The significance of these mundane markers highlights the pervasive reach of the state into everyday life. This is amplified by random acts indicating the presence of the state security service, for example, when Barbara’s bicycle is damaged, and also by the film’s particular soundscape. The silence of Barbara’s life and the care with which speech and sound is monitored – and self-monitored – lends to the building tensions of the film. From the outset, the audience knows, as Barbara does too, that she is being watched by a local Stasi officer. André knows too. Conversations are cautious. This inability to be open, or to be certain about other people, produces a strangely passionless relationship between Barbara and André, with the former maintaining vigilance. The duplicitous nature of speech, the need to say something but not to give anything away, is reflected in the sparseness of the dialogue. Throughout the film, sounds and silences – such as the neatly observed moments when the radio masks discussions or where playing the piano can offer a fleeting escape from the silence of surveillance – reinforce this sense of tension and caution.

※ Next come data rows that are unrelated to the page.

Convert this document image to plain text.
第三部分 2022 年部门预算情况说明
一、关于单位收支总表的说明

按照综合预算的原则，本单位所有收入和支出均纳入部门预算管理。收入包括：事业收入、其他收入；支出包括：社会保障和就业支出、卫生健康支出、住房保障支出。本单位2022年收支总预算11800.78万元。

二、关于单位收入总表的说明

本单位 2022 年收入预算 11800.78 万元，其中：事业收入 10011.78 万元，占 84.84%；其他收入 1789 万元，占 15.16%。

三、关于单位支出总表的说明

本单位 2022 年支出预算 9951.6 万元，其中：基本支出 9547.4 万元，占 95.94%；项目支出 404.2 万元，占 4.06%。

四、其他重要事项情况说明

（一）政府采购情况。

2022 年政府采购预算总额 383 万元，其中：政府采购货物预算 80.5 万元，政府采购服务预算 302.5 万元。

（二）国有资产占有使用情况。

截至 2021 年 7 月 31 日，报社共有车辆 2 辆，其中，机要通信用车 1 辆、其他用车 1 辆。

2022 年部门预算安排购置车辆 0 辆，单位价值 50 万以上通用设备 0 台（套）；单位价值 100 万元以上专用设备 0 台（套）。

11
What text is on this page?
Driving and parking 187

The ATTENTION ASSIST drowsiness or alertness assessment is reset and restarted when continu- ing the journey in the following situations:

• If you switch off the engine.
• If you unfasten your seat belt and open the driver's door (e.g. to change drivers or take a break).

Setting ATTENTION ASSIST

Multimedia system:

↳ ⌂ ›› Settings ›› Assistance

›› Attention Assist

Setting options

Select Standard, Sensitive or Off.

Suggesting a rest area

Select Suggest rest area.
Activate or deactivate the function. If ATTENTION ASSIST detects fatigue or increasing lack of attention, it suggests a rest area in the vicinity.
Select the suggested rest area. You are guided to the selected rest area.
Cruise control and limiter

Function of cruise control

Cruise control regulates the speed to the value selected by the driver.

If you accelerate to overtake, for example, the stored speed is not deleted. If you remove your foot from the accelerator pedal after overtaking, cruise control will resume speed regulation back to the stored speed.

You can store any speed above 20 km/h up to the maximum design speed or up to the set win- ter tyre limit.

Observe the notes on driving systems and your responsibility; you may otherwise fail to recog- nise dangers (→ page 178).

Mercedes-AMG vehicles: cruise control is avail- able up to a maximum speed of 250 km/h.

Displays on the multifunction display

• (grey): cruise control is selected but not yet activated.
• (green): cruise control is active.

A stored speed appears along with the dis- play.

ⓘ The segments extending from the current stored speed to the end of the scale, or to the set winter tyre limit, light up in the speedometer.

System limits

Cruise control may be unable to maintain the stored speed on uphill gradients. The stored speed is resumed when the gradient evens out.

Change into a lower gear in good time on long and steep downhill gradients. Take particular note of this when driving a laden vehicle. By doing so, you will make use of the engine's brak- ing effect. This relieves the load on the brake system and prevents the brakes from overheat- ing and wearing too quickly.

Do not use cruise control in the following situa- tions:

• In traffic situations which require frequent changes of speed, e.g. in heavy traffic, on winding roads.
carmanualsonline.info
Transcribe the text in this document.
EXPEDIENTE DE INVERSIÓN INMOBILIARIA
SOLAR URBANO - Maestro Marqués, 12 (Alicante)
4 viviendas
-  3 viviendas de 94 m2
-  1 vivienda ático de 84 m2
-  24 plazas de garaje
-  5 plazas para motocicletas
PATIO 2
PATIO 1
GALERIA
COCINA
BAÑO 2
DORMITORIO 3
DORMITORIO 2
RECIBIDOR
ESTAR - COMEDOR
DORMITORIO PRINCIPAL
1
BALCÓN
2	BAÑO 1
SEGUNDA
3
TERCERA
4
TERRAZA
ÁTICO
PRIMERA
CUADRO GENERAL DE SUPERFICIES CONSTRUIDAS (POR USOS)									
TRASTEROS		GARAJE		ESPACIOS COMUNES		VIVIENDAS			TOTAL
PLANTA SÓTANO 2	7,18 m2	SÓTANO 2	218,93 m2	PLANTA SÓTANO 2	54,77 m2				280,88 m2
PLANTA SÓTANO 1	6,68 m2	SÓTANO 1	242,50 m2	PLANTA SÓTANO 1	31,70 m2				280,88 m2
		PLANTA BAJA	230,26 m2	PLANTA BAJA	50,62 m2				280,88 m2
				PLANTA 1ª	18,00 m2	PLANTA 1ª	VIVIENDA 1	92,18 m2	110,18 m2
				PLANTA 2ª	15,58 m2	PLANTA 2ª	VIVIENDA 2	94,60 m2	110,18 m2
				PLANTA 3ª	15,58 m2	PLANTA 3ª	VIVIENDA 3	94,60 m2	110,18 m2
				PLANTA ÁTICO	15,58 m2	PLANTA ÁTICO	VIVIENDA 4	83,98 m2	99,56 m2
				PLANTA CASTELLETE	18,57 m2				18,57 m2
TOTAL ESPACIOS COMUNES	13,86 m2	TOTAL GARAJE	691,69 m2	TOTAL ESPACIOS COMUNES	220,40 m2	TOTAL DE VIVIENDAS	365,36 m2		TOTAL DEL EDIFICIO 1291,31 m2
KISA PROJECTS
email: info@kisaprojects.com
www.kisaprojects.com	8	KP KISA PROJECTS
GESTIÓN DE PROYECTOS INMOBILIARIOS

As Barbara and André’s work draws them closer together, we are unsure of the precise relation between them, of his relation to the security services, and of Barbara’s future in this backwater of the East German state, until the final tense scenes of the film. The performance by Hoss is restrained and all the more convincing for it, as the film interweaves Wolff’s developing relationship with her patients, particularly the teenage Stella, the increasingly invasive encounters she has with the Stasi, and the uncertain relations with André. The sparse aesthetics of the film reinforce the atmosphere of suspicion and combine with the strong central performance to deliver an atmospheric and closely observed portrait of a life under surveillance.